While China is up a stellar 30% since New Year’s Day 2019 and the post Bolsonaro rally in Brazil has been a license to print money in the Bovespa, the broader emerging markets have been a sucker’s bet in the past decade relative to the S&P 500 and the NASDAQ. Even though all is not exactly hunky dory in the dark alleys of the world with China’s dramatic slowdown, Brexit, protectionism in the West, geopolitical shocks galore and the US Dollar Index at 97, I can finally argue the case to tiptoe back into selected emerging markets beyond last summers recommendation to buy Alibaba at 140, India’s post Chanda Kochar ICICI at 280 rupees and the post Ritz Carlton Saudi stock market in early 2018. All three trade ideas were money makers, as was my call to dump Pakistan’s equities the moment the deep state in the Rawalpindi GHQ dumped thrice elected pro-business, pro-Mayfair real estate Prime Minister Nawaz Sharif.

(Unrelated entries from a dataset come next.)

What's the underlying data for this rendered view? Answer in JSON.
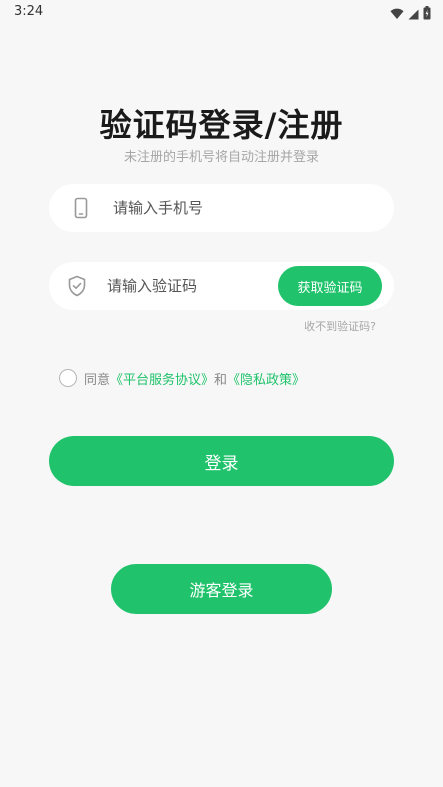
{
  "status_bar": {
    "time": "3:24",
    "icons": [
      "wifi-icon",
      "signal-icon",
      "battery-icon"
    ]
  },
  "header": {
    "title": "验证码登录/注册",
    "subtitle": "未注册的手机号将自动注册并登录"
  },
  "phone_field": {
    "icon": "phone-icon",
    "placeholder": "请输入手机号",
    "value": ""
  },
  "code_field": {
    "icon": "shield-check-icon",
    "placeholder": "请输入验证码",
    "value": "",
    "get_code_label": "获取验证码"
  },
  "not_received_label": "收不到验证码?",
  "agreement": {
    "checked": false,
    "prefix": "同意",
    "terms_link": "《平台服务协议》",
    "conjunction": "和",
    "privacy_link": "《隐私政策》"
  },
  "login_button_label": "登录",
  "guest_login_label": "游客登录",
  "colors": {
    "accent": "#20c36b",
    "background": "#f7f7f7",
    "field_background": "#ffffff",
    "muted_text": "#a6a6a6"
  }
}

In my experience, countries run by military intelligence agencies tend not to prioritize shareholder value optimization for US dollar investors as the one third plunge in the Pakistani rupee since Sharif’s judicial coup d’état attests.
Political crises, currency risks, liquidity shocks, dodgy banking Ponzi schemes and periodic brutal sell offs make emerging markets investing far riskier than investing in the US, my ideal comfort zone for wealth compounding. In fact, an asset class whose biggest private equity fund manger (Abraaj Capital) got wiped-out after its philosopher-kings on Mount Olympus commingled investor funds (a crime by any other name stinks just as bad!) is a metaphor for the systemic corruption that pounds most emerging markets I know. This is not a market for widows, orphans and those without the abdominal fortitude to survive 40% draw downs. Merde happens, malheureusement, with distressing rapidity in the emerging markets.